Especially because this is a *typed* IR, and optimizations usually work best if 
you don't work around types with pointer<-->int conversions.
* Implementing this without reducing the quality of generated code; some 
architectures allow better instructions if you know the offset is below a 
certain limit, which must then be known at compile-time (except for something 
like LLVM, where link-time is early enough for this if you're generating IR 
instead of native code at first).
* If you do this, you don't know how big a class body is at compile-time 
(because padding is unknown). So the compiler doesn't know what size to allocate 
in the stack frame for 'scope c = new C;"

So yeah, in theory this might be possible, but I don't know of any object format 
that supports all these without it pessimizing the generated code.
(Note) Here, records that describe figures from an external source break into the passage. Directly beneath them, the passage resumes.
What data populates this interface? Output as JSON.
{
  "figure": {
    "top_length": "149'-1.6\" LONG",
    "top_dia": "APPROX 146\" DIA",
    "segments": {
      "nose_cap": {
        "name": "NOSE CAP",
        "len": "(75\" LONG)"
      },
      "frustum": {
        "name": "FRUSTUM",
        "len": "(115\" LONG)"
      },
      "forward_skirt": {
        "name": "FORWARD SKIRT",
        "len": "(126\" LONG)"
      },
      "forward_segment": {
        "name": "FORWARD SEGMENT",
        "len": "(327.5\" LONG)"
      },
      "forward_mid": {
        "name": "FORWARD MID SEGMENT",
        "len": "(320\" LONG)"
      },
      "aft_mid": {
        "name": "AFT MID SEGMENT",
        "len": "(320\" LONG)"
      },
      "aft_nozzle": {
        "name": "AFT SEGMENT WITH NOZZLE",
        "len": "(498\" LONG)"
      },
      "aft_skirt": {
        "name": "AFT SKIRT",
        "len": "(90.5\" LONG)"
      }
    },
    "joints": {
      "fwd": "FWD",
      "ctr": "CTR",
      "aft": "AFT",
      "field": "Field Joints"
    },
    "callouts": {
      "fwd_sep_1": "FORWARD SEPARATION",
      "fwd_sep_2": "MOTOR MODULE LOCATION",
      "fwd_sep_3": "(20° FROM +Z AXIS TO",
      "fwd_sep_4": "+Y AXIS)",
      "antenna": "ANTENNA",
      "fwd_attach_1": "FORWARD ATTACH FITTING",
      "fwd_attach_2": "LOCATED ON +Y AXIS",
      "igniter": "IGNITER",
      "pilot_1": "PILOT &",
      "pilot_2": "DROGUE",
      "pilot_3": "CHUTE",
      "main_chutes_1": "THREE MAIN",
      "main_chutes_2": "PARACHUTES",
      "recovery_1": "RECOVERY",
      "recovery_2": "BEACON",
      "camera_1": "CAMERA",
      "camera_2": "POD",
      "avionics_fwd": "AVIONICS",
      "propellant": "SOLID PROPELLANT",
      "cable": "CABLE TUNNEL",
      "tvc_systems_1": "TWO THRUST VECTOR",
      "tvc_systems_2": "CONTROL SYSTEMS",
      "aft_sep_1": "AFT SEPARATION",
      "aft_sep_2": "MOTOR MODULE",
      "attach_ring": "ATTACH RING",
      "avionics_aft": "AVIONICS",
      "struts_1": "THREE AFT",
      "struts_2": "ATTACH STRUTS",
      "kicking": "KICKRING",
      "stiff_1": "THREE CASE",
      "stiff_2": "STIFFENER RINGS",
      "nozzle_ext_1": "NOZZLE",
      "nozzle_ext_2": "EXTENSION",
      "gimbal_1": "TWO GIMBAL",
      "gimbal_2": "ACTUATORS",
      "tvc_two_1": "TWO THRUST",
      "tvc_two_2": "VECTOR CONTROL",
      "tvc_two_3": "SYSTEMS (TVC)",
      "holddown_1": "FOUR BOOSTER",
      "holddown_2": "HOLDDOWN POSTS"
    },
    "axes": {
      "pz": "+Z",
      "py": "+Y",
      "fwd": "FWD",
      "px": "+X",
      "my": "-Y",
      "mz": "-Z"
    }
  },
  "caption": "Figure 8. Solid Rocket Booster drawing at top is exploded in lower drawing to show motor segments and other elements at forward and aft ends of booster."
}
I just don't 
think it's worth it at the moment.

Though if you feel like extending LLVM to support this... (it's IR object format 
is probably closest to efficiently supporting something like this due to 
arbitrarily-complex constant expression support in IR and inter-module 
optimizations. You might be able to get it to work, as long as the offsets and 
sizes are known by the time the assembler gets involved)

It would certainly allow support for some other cool stuff, like adding fields 
and (virtual) methods to classes from other object files (aka modules).